Marguerita Dianne Ragsdale (born 1948) is a Career Foreign Service Officer who served as the American Ambassador to Djibouti from February 1, 2004 until July 6, 2006.

==Biography==
Born in Richmond, Virginia but raised on a farm in Dinwiddie County, Virginia, (McKenney, Virginia) Ragsdale has a B.A. degree from American University in Washington, D.C., M.A. and Ph.D. degrees from the University of Virginia, and a J.D. degree from Columbia University.

==Career==
Considered a Middle East specialist, Ragsdale’s first assignment was as the Junior Consular and General Services Officer at the American Embassy in Kuwait in 1984. Two years later, she served as Political Officer at the U.S. Embassy in Mogadishu, Somalia.
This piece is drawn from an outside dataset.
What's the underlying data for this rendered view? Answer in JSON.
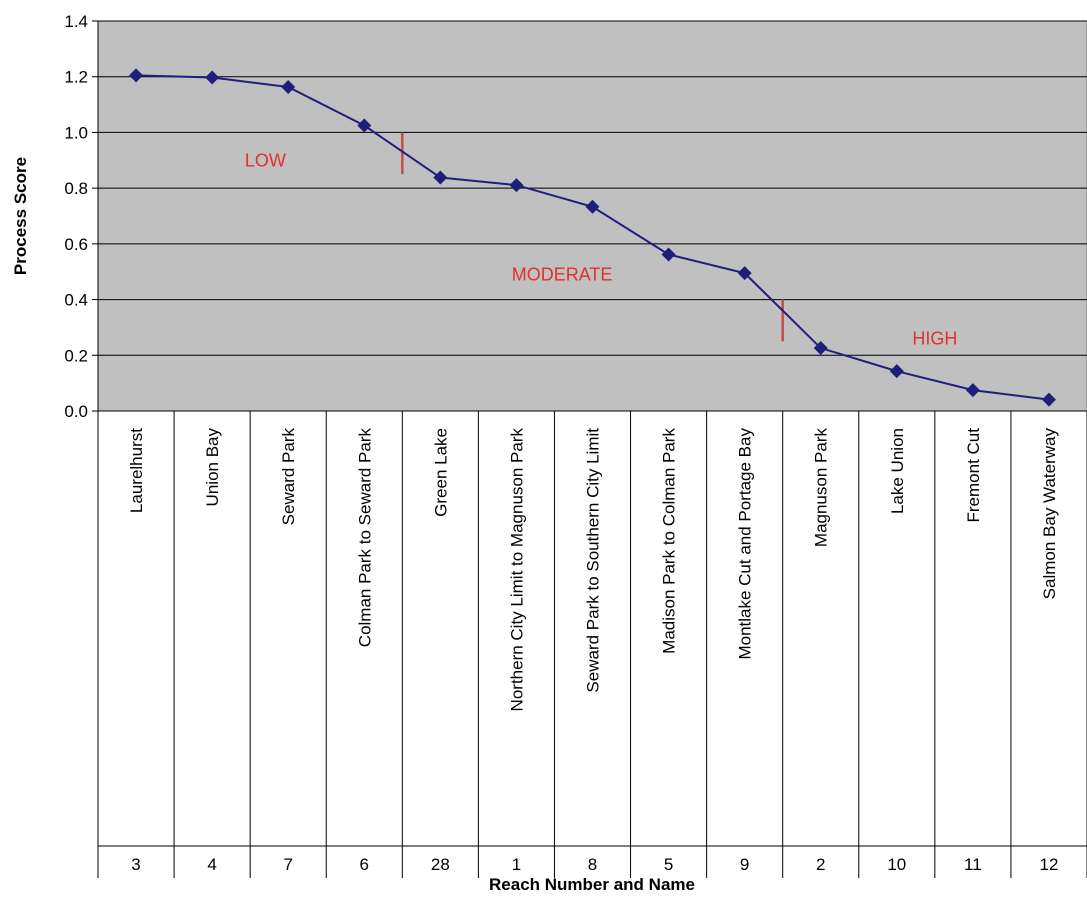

Djibouti has strategic and political importance for the United States because of its location on the Horn of Africa overlooking the Gulf of Aden. Camp Lemonnier, the only U.S. military base on the African continent, is there. While Ambassador, the US donated several refurbished Coast Guard vessels as part of an effort to bolster Djibouti’s navy. Work began on the Defense Fuel Supply Point (DFSP) at the Port of Doraleh while Ragsdale was Ambassador. She oversaw $27 million in direct aid for educational and healthcare assistance.